Rating: 3 Stars
Length: 215 Pages
Disclosure: An ARC of this book was provided to me by Carina Press via NetGalley. This rating, review, and all included thoughts and comments are my own.
Too Contained For Me
She should have been sunning herself on a beach in Hawaii, enjoying a much-needed vacation. Instead she's driving down a dark, nowhere road in the middle of Iowa, surrounded by cornfields, and about as far removed from sun, fun, and Mai Tais as she could get. Private investigator by trade, it's Grace's psychic gift that made her cave for her friend Mike, a detective with the St. Louis police department. He begged her to take a look at one last picture before she left. So she did. And after the startling intensity of the connection she felt for missing Maia Olson, she's now following the persistent pull of her gift as she tracks the child down. In Iowa.
Grace is a bit unsettled by the smack of huge bugs against the windshield, and the absence of anything resembling civilization is a little disconcerting, but it's the massive, black shape that hurtles out of the night in front of her car that shocks her into swerving off the road and into a ditch. And that's just the beginning of disturbing, freaky things Grace is going to experience, see, and learn after she's rescued by a man named Aiden and drawn into a world of Norse gods and fire demons.
She will be introduced to a heritage she can hardly imagine and meet her destiny in a town named Ragnarok.
Aiden is Odin of his clan, and it's his duty to lead the hunt that guards the portal between this dimension and Asgard. He lost his wife to fate, but his daughter was taken from him a year ago, snatched across the portal by fire demons during a flare. He doesn't know if she still lives. He knows he has no chance of finding her on the other side. Until, that is, he rescues Grace and realizes she is of his people, and a gifted seer and tracker.
The risk is phenominal.
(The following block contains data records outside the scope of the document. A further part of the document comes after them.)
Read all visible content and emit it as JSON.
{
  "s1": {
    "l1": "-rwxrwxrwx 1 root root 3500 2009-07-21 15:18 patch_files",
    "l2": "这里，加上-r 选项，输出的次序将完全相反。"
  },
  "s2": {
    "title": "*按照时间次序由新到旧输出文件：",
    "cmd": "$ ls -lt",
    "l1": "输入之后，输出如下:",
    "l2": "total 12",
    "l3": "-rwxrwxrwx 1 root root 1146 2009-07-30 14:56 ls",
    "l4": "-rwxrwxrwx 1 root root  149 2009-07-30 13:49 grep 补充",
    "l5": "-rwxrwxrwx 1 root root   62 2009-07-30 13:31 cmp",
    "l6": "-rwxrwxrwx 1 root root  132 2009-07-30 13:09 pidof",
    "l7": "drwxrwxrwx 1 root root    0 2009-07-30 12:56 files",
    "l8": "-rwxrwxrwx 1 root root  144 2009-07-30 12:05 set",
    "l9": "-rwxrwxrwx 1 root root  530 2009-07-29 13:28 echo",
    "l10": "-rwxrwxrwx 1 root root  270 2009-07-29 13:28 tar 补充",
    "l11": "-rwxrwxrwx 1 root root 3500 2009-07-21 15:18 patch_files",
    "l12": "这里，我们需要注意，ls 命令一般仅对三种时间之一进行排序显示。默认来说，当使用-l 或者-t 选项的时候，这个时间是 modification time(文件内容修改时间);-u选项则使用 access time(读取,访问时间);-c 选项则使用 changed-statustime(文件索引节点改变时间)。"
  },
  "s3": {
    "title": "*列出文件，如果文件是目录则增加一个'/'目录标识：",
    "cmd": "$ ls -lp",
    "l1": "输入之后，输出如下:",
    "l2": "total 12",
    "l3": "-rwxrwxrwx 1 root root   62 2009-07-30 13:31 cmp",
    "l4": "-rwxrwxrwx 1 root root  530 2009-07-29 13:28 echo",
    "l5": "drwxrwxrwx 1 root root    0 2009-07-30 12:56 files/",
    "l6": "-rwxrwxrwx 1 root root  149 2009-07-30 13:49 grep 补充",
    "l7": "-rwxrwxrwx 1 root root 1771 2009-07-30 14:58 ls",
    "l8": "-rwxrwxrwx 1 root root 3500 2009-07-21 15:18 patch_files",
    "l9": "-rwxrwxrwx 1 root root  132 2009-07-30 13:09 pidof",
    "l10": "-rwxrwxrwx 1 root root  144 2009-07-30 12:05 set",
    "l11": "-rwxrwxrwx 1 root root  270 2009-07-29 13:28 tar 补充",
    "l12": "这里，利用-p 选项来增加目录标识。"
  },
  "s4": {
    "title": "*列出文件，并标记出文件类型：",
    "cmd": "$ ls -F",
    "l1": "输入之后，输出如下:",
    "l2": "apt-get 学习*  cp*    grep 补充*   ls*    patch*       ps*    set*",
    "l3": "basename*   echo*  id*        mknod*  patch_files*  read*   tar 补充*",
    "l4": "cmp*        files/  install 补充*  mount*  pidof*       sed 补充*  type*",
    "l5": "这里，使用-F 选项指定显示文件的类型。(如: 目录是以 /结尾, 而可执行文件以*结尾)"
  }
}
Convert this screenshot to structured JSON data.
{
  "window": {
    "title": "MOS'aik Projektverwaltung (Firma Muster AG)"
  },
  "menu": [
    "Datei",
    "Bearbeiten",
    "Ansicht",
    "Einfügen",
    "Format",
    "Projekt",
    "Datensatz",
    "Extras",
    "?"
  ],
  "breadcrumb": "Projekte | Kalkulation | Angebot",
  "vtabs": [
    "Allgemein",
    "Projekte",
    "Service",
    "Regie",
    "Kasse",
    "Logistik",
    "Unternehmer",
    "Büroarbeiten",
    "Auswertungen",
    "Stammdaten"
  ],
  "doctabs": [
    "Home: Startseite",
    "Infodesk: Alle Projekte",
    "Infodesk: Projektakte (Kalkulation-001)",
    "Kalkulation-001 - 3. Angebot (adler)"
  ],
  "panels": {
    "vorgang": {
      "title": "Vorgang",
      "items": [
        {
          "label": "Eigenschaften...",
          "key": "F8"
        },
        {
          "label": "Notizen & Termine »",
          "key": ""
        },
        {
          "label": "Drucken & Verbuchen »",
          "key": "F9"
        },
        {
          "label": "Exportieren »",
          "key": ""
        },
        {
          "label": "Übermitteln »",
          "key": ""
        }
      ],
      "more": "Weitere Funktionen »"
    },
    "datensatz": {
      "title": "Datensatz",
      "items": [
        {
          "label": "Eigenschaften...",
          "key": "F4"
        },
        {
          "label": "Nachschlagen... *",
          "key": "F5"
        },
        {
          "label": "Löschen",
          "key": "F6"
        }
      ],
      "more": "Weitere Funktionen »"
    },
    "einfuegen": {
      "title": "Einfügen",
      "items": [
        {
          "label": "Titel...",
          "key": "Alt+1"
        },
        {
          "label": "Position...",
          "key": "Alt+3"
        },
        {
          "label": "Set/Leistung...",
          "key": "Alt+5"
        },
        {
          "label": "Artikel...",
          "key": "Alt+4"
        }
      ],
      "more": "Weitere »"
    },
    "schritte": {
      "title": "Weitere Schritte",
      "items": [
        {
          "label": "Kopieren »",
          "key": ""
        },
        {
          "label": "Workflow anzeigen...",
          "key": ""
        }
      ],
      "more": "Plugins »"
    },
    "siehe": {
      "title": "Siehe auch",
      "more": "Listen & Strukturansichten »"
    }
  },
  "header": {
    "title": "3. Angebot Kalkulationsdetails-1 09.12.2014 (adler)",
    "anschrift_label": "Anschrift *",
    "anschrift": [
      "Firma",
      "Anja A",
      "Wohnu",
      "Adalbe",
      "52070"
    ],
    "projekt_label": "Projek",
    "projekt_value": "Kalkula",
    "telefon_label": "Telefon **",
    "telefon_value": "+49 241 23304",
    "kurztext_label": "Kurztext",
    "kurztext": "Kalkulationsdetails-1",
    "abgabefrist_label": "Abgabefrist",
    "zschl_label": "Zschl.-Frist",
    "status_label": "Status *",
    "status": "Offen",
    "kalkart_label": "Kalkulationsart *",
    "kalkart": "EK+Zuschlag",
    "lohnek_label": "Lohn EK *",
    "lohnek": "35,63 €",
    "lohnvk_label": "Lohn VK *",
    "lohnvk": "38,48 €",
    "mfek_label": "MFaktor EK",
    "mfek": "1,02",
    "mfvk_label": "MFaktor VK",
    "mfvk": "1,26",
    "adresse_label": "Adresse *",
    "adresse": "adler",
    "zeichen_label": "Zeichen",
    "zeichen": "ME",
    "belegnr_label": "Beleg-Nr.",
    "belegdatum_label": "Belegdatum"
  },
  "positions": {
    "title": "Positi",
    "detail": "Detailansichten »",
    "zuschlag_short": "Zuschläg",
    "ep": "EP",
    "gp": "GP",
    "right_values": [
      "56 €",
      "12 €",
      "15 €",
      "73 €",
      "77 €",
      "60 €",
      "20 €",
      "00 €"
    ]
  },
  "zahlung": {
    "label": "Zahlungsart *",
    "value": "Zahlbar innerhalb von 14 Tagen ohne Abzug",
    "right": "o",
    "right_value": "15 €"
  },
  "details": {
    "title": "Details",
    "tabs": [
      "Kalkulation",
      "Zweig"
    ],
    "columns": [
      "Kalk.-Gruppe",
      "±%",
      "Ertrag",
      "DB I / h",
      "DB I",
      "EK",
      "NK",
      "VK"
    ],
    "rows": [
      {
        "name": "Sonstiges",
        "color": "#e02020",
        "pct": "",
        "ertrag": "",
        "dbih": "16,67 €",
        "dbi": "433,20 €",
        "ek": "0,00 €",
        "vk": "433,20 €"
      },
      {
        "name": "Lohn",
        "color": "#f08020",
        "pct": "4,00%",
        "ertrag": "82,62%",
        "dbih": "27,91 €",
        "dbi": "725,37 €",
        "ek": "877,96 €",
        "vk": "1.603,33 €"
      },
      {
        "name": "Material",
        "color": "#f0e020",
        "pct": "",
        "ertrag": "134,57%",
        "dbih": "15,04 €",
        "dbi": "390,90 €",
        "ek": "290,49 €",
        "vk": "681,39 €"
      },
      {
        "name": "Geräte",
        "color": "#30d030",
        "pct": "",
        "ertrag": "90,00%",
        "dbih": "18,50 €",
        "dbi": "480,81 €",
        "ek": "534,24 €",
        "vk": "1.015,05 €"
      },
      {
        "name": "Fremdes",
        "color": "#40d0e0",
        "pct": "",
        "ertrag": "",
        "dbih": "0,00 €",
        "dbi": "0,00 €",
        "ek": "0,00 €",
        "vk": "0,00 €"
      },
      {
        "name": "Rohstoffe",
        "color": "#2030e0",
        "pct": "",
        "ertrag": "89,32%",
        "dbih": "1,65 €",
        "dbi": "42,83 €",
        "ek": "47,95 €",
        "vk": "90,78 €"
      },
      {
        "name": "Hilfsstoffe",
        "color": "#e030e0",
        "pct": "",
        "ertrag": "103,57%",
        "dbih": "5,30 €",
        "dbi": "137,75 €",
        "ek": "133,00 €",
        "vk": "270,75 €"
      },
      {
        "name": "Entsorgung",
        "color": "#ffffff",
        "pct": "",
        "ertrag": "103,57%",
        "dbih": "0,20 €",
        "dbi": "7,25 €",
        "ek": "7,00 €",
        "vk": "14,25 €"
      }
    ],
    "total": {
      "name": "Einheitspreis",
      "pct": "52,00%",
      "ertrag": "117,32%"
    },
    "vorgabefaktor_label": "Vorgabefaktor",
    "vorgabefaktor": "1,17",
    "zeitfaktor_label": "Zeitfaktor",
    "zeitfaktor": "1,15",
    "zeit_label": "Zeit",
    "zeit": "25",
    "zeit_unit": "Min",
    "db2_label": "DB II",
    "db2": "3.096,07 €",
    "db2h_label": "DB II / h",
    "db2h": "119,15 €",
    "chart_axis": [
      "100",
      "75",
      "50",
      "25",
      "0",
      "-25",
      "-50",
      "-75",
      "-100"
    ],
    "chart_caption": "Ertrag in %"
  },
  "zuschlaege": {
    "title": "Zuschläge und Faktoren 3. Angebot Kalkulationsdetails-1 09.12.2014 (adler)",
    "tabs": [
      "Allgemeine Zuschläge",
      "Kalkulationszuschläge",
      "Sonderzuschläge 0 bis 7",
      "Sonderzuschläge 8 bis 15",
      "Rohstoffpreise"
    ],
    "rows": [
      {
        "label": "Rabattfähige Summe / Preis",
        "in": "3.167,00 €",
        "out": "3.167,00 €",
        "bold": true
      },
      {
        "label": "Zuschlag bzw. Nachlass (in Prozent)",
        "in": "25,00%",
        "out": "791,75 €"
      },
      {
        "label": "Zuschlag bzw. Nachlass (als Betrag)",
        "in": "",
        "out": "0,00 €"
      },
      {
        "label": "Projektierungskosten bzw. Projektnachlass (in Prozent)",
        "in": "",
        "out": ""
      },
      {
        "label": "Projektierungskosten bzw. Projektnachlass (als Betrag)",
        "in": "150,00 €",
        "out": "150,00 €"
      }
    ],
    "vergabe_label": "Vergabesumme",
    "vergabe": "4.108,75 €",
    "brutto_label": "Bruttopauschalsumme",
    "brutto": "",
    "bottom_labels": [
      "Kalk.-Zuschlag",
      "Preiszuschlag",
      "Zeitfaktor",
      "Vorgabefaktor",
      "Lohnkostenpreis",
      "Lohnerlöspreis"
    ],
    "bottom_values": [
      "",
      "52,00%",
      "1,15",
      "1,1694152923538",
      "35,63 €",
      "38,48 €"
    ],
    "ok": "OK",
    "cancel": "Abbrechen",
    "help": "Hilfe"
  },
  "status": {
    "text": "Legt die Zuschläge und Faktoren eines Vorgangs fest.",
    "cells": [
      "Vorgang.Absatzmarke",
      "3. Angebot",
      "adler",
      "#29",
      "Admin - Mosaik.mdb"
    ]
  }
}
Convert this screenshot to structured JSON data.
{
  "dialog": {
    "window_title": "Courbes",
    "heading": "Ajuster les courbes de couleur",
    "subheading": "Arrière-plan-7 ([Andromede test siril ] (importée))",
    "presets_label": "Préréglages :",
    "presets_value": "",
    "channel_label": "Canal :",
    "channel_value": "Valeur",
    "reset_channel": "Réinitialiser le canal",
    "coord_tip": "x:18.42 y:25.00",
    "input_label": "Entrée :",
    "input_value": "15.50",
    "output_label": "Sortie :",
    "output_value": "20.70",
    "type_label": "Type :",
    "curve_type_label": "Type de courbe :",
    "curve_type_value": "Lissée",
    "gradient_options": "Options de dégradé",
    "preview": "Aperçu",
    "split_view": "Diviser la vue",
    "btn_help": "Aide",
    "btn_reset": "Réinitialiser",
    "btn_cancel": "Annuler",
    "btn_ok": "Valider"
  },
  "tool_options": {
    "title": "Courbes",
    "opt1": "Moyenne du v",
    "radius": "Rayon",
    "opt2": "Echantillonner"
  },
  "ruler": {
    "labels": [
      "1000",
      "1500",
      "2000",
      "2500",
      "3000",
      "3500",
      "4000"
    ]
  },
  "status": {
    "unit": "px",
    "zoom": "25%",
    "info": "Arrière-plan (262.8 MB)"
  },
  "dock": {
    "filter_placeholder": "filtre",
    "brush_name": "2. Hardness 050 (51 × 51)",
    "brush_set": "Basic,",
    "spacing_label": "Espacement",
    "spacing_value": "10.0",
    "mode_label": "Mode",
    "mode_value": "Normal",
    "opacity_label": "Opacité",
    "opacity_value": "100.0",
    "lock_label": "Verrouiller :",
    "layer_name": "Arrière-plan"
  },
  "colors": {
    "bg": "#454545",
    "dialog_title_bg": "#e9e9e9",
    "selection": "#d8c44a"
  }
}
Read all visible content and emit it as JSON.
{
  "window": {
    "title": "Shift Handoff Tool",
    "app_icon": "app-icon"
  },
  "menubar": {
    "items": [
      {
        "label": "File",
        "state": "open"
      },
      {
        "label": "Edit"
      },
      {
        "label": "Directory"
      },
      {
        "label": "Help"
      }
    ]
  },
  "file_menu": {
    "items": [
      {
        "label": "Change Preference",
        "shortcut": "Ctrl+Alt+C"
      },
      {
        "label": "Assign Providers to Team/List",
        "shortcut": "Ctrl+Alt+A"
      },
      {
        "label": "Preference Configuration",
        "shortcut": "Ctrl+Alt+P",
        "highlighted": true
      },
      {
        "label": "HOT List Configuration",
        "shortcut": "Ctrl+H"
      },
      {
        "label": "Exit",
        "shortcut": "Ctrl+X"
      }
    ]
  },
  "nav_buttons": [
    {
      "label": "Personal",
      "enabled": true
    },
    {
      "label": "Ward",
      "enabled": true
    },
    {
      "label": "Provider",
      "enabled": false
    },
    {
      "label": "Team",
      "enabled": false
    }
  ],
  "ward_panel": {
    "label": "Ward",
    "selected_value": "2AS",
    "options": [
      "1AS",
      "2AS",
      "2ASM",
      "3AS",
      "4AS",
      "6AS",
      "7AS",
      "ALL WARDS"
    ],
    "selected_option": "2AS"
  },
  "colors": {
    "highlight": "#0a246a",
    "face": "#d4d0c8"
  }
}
Grace may not even survive a crossing to Asgard. And even if she does, she may not be able to find his daughter. As he grows closer and closer to Grace while they wait for the next flare, Aiden may have to decide if the risk in rescuing his daughter is worth the life of the woman he is starting to love.
It started so well. Demon Crossings doesn't waste any time before it's hurtling readers down a dark road and tossing its heroine all over the place, or rattling her world with a massive paradigm shift and a hunky Norse god. Sharply written, the first quarter of the book sets up the world, the characters, and the mythology with speed and clarity while Grace's life starts to unravel around her. I found the Norse mythology a refreshing change from overused standards, and appreciated the sparks of originality it engendered.
I also enjoyed the concept of the plot, and thoroughly enjoyed several aspects of the storyline. I can't say, though, that the main characters really did it for me. I don't feel like I got to know either one of them particularly well, and I struggled to feel any sort of connection to them. On her own merits, Grace seemed mostly likable, though I did get a little weary of her stubborn refusal to be open minded as the book progressed, especially given her own experiences. Aiden struck me as a quiet, steady force of nature in his own right, but he tended to be burdened by an over-inflated sense of responsibility that wore on my patience.
They were both very internal characters, with far, far more going on in their heads than they were saying to each other. Neither were at all good at honest emoting or expressing. Those sort of closed off, contained characters frustrate me when I'm reading. Not to mention, the two of them as a couple struck me as the most emotionally reserved romantic pair I've read lately. The romance failed completely for me because of that.
Frankly, I had more fun with the secondary characters, who, while plentiful and colorful, were sadly underused.
I also had problems with the way the storyline progressed through the book. After the fast, interesting start, the pace of the book dragged and not much happened for far too long in the middle. The plotline seemed to tread water for awhile and instead of even doing much in the way of preparation, Grace and Aiden just seemed to spend their days tiptoeing around each other. Their physical relationship may have evolved during that time, but not much else did.
And then, like a flip switching, the book kicked back into gear and the plot lunged forward, ratcheted up the action, suspense, and danger, and provided several meaty scenes of story progression and several intriguing plot elements late in the book. I enjoyed those parts immensely, but couldn't help but be frustrated by their earlier absence.
In the end, the ups and downs were too much to make Demon Crossings consistently entertaining for me. Some parts were great and I enjoyed them very much. Some weren't. And my issues with the main characters and their romance were huge stumbling blocks. Almost everything else was a win for me, including the plot-driven story elements and the secondary characters. For me, though, there just wasn't enough "everything else."